L'Union n’est pas près de se doter d’une politique migratoire

Maria Udrescu
L'Union n’est pas près de se doter d’une politique migratoire
©BELGA

Sur l’épineuse question de la politique d’asile européenne les discussions des Vingt-huit ont tendance à tourner au vinaigre. Le débat du dîner des chefs d’Etat et de gouvernement de l’Union jeudi soir, ne devait cependant pas susciter de tensions, ni annoncer des avancées spectaculaires. L’accent est mis sur l’aspect extérieur de la migration - le seul qui fait consensus : le contrôle des frontières de l’UE, l’accélération des retours des migrants non éligibles à l’asile, la coopération avec les pays de transit, notamment la Turquie et la Libye.Ce dernier point tient à coeur de nombre d’Etats membres qui espèrent ainsi éviter que les migrants mettent un pied en Europe. L’externalisation de la gestion des flux migratoires a un prix. Tout comme la lutte contre la pauvreté et le manque d’opportunités qui poussent des milliers de migrants à tenter de vivre le "rêve européen". Mais les Vingt-huit ne semblent pas pressés de mettre la main au portefeuille. (Le président du Conseil européen) "Donald Tusk voudrait que les Etats membres reconnaissent qu’il y a une diminution de 64 % des arrivées sur la route de la Méditerranée centrale ces trois derniers mois. La question est de savoir comment nous allons consolider cette tendance et atteindre zéro arrivée. Pour cela, nous avons besoin de plus d’argent. Or les contributions au Fonds fiduciaire pour l’Afrique ne sont pas suffisantes parce qu’il n’inspire pas une confiance aux Etats membres. Ceux-ci demanderont sans doute que les programmes financés se concentrent sur la réduction de la migration illégale à court terme plus que sur des objectifs de développement sur le long terme" , explique un insider .

La politique migratoire "interne" de l’UE, "ce sera pour décembre" , précise la même source. "Ce sujet représente le plus grand risque pour l’unité de l’Union" , met en garde un diplomate.

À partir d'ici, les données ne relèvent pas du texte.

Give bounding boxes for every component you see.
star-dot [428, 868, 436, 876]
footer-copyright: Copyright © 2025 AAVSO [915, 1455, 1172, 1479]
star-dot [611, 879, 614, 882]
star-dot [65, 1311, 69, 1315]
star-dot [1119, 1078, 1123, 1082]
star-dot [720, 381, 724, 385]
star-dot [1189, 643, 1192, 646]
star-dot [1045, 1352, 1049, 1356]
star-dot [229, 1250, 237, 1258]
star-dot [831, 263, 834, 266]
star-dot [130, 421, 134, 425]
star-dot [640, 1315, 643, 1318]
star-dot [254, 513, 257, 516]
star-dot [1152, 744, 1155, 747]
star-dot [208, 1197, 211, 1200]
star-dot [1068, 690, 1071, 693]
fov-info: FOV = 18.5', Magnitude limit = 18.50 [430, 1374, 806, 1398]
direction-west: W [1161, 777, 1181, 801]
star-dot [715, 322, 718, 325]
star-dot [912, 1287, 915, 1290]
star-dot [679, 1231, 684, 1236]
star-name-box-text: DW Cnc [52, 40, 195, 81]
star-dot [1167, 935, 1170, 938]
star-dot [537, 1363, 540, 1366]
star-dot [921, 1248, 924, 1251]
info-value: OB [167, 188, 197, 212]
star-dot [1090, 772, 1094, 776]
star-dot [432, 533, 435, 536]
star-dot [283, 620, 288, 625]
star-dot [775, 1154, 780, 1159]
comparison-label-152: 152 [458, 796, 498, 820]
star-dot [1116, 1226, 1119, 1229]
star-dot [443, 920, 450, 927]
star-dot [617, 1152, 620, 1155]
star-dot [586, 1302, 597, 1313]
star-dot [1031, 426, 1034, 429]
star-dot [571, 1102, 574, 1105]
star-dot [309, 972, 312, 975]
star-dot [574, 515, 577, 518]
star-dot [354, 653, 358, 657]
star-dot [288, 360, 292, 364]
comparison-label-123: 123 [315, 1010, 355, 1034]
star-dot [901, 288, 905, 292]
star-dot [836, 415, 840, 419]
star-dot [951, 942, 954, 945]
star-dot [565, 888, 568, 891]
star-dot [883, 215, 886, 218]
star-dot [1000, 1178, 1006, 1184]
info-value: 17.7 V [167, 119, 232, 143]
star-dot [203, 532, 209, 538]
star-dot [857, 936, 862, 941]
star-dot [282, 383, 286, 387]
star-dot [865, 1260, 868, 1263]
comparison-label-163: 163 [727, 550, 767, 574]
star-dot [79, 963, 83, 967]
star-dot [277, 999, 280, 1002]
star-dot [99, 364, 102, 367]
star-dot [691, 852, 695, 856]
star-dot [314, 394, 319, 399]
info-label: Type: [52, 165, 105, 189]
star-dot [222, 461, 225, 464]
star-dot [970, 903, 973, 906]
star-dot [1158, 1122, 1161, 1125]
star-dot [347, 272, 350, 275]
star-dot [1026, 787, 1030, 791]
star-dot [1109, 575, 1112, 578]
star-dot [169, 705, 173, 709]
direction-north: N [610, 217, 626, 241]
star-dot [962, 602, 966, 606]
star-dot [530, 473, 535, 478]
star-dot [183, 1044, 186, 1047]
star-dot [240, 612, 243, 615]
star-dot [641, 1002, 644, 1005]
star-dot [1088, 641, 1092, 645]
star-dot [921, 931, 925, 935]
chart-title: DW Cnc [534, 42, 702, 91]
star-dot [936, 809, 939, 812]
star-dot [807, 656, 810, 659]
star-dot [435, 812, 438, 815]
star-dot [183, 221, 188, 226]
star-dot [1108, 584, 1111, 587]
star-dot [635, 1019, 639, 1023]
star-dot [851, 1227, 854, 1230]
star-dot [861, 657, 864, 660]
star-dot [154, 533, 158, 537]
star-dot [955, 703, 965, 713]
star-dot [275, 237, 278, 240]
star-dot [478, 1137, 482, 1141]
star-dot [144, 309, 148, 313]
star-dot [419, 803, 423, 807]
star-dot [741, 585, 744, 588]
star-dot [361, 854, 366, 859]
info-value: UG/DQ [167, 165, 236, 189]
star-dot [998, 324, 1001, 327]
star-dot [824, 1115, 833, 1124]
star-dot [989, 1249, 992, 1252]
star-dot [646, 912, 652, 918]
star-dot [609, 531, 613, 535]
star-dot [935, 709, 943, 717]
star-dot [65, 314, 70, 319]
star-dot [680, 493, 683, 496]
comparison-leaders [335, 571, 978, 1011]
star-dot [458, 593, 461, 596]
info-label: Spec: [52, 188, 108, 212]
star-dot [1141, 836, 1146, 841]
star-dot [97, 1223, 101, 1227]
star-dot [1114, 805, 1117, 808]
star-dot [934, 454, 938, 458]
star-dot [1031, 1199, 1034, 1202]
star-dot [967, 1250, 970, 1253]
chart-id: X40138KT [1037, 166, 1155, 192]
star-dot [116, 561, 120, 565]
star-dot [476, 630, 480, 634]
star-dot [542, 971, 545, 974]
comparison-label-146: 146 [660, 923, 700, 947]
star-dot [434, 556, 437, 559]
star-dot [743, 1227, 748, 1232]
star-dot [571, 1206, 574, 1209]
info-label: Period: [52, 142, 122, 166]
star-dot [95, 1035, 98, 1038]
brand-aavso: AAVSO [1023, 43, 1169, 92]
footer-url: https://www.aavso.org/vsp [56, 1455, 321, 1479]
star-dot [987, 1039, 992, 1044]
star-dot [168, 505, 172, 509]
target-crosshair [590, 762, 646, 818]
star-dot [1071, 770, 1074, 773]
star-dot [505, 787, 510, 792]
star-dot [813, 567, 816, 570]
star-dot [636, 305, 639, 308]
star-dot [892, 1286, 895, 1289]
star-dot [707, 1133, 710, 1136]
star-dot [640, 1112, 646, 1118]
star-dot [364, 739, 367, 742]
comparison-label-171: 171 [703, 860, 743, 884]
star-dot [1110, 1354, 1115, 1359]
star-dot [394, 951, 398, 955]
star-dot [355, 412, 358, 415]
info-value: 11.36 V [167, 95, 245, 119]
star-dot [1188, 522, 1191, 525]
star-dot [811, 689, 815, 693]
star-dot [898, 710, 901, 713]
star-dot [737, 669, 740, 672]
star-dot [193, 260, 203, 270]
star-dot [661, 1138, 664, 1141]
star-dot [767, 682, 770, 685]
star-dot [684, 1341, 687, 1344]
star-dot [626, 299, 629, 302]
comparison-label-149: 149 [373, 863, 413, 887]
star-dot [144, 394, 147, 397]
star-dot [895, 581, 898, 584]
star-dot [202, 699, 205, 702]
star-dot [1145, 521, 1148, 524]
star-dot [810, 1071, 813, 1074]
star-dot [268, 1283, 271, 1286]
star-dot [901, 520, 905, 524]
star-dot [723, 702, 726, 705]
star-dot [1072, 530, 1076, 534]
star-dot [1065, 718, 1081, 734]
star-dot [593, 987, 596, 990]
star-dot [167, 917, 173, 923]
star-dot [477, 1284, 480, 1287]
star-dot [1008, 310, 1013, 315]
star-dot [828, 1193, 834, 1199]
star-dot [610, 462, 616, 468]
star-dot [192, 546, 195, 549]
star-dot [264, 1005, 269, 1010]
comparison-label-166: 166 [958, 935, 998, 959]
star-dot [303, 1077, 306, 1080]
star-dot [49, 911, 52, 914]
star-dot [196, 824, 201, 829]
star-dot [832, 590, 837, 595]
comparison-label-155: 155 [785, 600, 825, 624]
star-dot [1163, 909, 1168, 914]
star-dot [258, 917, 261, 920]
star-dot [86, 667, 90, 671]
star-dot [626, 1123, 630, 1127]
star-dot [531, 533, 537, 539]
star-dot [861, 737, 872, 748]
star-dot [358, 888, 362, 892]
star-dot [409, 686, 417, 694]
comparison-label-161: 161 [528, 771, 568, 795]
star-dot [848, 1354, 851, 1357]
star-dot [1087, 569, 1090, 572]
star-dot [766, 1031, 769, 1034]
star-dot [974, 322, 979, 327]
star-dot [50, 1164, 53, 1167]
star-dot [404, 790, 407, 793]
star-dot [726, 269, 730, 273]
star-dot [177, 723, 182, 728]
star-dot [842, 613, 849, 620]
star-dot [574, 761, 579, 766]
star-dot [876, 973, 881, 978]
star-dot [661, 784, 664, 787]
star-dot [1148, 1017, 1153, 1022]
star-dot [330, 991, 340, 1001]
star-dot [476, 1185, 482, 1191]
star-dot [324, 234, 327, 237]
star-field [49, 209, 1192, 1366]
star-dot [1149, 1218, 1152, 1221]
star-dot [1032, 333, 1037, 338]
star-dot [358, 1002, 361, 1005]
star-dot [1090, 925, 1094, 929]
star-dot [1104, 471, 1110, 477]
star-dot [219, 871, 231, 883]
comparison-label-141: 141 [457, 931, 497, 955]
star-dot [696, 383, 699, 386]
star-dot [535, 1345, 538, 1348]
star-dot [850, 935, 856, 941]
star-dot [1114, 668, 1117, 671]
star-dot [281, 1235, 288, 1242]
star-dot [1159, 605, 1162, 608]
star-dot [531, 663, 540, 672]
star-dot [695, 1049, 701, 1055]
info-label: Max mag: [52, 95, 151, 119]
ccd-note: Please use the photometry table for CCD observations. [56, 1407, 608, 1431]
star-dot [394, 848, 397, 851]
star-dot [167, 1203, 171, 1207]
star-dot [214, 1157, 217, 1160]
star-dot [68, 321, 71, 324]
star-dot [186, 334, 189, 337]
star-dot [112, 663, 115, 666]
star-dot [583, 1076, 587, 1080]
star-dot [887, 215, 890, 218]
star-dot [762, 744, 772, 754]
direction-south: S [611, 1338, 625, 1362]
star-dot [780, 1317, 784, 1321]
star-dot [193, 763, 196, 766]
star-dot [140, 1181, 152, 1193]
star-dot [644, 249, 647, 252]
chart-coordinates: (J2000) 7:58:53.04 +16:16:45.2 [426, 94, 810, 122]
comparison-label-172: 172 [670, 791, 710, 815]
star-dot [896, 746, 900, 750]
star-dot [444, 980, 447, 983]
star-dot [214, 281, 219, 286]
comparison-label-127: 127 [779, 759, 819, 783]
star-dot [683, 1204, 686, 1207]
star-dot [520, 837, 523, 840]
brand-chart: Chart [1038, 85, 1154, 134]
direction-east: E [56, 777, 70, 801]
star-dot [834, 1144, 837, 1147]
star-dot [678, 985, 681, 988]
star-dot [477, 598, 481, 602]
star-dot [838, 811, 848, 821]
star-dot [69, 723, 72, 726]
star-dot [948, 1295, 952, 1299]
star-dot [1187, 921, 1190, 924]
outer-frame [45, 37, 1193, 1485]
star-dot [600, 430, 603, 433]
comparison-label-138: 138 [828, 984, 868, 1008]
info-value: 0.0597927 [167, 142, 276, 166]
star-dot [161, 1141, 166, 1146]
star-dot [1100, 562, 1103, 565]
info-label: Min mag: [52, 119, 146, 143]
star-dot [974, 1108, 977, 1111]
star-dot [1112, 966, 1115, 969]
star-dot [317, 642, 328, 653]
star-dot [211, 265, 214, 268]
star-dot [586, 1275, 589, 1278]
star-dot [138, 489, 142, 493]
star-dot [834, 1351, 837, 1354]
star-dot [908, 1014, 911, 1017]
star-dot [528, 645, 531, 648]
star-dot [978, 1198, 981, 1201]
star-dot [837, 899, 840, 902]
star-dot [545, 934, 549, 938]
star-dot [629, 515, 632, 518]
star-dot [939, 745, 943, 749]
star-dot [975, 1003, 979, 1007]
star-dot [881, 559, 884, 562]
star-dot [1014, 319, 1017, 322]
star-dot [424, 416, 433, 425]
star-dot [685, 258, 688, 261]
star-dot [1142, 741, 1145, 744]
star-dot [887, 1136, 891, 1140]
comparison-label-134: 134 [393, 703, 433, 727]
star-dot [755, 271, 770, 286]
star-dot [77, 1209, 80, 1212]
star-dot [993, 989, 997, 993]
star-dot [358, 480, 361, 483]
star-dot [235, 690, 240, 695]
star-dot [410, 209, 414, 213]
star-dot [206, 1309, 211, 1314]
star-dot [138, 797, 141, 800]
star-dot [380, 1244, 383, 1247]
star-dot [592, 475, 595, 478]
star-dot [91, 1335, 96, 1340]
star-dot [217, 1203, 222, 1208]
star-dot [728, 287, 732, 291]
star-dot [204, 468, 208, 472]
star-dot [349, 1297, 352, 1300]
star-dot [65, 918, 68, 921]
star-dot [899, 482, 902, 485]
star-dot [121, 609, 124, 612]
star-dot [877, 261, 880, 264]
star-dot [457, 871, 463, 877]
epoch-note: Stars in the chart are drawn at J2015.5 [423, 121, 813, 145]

Pour l’heure, chacun campe sur ses positions. Certains Etats d’Europe centrale et orientale plaident pour une ligne dure en termes d’accueil des migrants; d’autres prônent une solidarité européenne dans la gestion de l’asile. "Ce conflit inutile entre les Etats membres doit cesser ", a insisté M.Tusk, jeudi. Et d’ajouter que le système de relocalisation des réfugiés depuis la Grèce et l’Italie, honni à l’est de l’Union, "n’a pas d’avenir" .

Le Parlement veut réformer le système de Dublin

Les Vingt-huit ne pourront pas éviter le sujet ad vitam aeternam . En 2015, la crise migratoire a pratiquement provoqué l’effondrement du système de Dublin, qui confie au pays d’arrivée dans l’UE la responsabilité de traiter une demande d’asile, la Grèce et l’Italie étant débordées par les centaines de milliers d’arrivées sur leurs côtes. Sans aller jusqu’à remettre "Dublin" en question, la Commission avait alors proposé de corriger le tir en instaurant "un mécanisme d’équité" pour alléger la charge d’un Etat confronté à un afflux massif.

Le Parlement européen, de son côté, a adopté ce jeudi un projet de refonte totale du système de Dublin. Les eurodéputés proposent d’abandonner le critère du premier pays d’entrée dans l’UE et de prendre en compte les "liens réels" (la famille, une résidence antérieure, des études) du demandeur d’asile avec un Etat membre, qui en serait alors responsable. En l’absence de tels liens, serait alors activé un mécanisme automatique de relocalisation. Les Etats récalcitrants devraient payer jusqu’à 250 000 euros d’amende par réfugié refusé. Les Etats membres "d’entrée" seraient alors uniquement chargés d’enregistrer l’ensemble des arrivants, de passer leurs empreintes dans le système d’information Europol et d’évaluer la probabilité pour le migrant d’obtenir l’asile.

Le projet est ambitieux mais risque d’être plombé par la position du Conseil - si position il y a. "Le sujet est si sensible qu’il faudra tout faire pour obtenir un consensus. Nous tirerons les conclusions en mai ou juin 2018" , prédit une source européenne. "Ce sera le moment de vérité" , insiste une autre. Mais "l’immobilisme n’est pas une option" , a prévenu le Premier ministre belge Charles Michel. La nouvelle politique migratoire pourrait en effet être adoptée à la majorité qualifiée, au risque de provoquer une nouvelle levée de boucliers de pays tels la Hongrie ou la Pologne, si l’accent est davantage mis sur la solidarité. Ou de l’art de tourner en rond.